Büyümenin ne kadar yıpratıcı olabileceğinin en fazla bu yıl farkına vardım ben ama artık büyüdüğümü kabullenmemin zamanı geldi sanırım. Ama sanırım artık dokuz yaşında sokakta bir başına ağlayan kızdan çok daha fazlası olduğumu kabullenebildim. 
İçimde var etmeye çalıştığım biri vardı. Doğru kelime sevmek değil, sadece kendi derinliğimde onu da görmek istediğim biri. Yaşadığım çok ağır olaylar sonunda bunu da artık yapmamam gerektiğini fark ettim. Benim için her ne kadar acı ve zor olsa da içimde sonsuza kadar tutamayacağımı anlayıp bu durumu sonlandırdım. Büyük ölçüde başarılı olduğum için bu konuda inanılmaz huzurlu hissediyorum. 

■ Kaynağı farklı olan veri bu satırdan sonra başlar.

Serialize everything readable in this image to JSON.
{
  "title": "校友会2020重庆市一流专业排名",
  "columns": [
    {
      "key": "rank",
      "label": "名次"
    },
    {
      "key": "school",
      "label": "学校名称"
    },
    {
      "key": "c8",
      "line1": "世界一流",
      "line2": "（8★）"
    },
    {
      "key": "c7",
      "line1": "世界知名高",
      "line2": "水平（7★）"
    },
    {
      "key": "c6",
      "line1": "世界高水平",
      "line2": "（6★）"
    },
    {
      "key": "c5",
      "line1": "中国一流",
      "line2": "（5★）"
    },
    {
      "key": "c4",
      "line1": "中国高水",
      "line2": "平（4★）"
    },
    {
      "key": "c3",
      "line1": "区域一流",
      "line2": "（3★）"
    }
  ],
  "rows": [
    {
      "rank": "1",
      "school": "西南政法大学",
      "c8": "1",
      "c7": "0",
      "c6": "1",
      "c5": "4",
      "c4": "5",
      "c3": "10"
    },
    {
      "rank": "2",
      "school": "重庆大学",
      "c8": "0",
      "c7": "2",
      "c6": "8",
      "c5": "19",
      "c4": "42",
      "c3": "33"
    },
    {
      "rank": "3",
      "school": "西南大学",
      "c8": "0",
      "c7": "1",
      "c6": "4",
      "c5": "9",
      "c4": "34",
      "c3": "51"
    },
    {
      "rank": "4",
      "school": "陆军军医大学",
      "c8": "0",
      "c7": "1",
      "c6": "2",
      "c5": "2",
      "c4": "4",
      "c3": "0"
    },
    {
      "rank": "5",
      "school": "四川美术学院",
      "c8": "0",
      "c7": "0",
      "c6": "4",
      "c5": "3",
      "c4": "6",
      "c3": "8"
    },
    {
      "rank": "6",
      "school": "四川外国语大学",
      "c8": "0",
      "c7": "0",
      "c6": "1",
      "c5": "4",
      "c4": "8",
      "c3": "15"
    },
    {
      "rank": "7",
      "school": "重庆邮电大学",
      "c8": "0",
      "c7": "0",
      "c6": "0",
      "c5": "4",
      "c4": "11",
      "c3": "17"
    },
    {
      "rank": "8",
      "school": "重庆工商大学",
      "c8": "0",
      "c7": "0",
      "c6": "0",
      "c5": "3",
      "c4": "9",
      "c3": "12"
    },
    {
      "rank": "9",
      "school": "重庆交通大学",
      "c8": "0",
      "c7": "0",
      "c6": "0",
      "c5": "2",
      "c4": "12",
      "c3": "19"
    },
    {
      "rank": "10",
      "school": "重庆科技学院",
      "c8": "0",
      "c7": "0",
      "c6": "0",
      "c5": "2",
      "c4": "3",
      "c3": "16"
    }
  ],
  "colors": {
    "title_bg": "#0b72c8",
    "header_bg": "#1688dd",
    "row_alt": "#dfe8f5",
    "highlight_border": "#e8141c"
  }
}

Bahsetmeden geçemeyeceğim biri girdi bu yıl hayatıma şans eseri. Her ne kadar şu an bana kırgın olduğunun farkında olsam da her zaman desteğini kalbimin en özel yerinde hissettirdi bana, hala yaptığı gibi. Sanırım bu yılki en büyük şansım onunla hayatımızın kesişmesi oldu. Sevgisinin ağırlığı altında eziliyormuşum gibi hissettim. Birinin beni gerçekten koşulsuz sevebileceğini fark ettirdi bana. Tüm kalbimle minnettarım ona. Şu an bu yazıyı okuyor mu bilmiyorum ama okuyacağını ve bu bölümün ona özel olduğunu anlayacağını  biliyorum. Birkaç gün sonra onun doğum günü ve bu konuda şunu söylemek istiyorum, '24 yaş için sana ilk tanıştığımızda söylediğim şeyi lütfen unut ve doğum gününden bir gün önce senin hakkında kötü bi haber almayayım. Senden tek istediğim şey bu. Varlığın için, yanımda olduğun ve beni desteklediğin için teşekkürler. Şimdiden doğum günün kutlu olsun, umarım gözlerin ışıltısını hiç yitirmez yabancı :)'
Üzülmemin güçsüzlük olmadığını, döktüğüm her damla yaşın ne kadar kıymetli olduğunu ve onlardan kaçmamam gerektiğini öğrendim. Affetmeyi öğrendim ve gerçekten hayatımdaki herkesi affettim. Çok  hata yaptım, çok da üzüldüm onlar yüzünden. Ama sanırım sadece kendimi affedemedim henüz,
Teşekkürler 18. yaşım, düştüğüm yerden daha güçlü ayağı kalkmayı öğrettiğin, beni daha da büyüttüğün için..

Gelin şimdi de 19. yaşıma birlikte seslenelim,

Sevgili 19. yaşım, hayatımın en stresli döneminde ondokuzuncu yaş günümü kutluyorum. Yolumu istediğim gibi çizebilmeme vesile olmanı diliyorum senden. Daha güzel tecrübeler kazanacağım işler, dostluklar ve başarılara yaklaştırmanı umuyorum. Çabalarımın meyvelerini toparlayabileceğim bir yıl diliyorum. Daha çok sevgiyle, huzurlu anlarla dolu olsun ondokuzuncu yaşım. Hayatımın yeni bir evresine geçiyorum, umarım kendimi affedebileceğim bir yıl olur.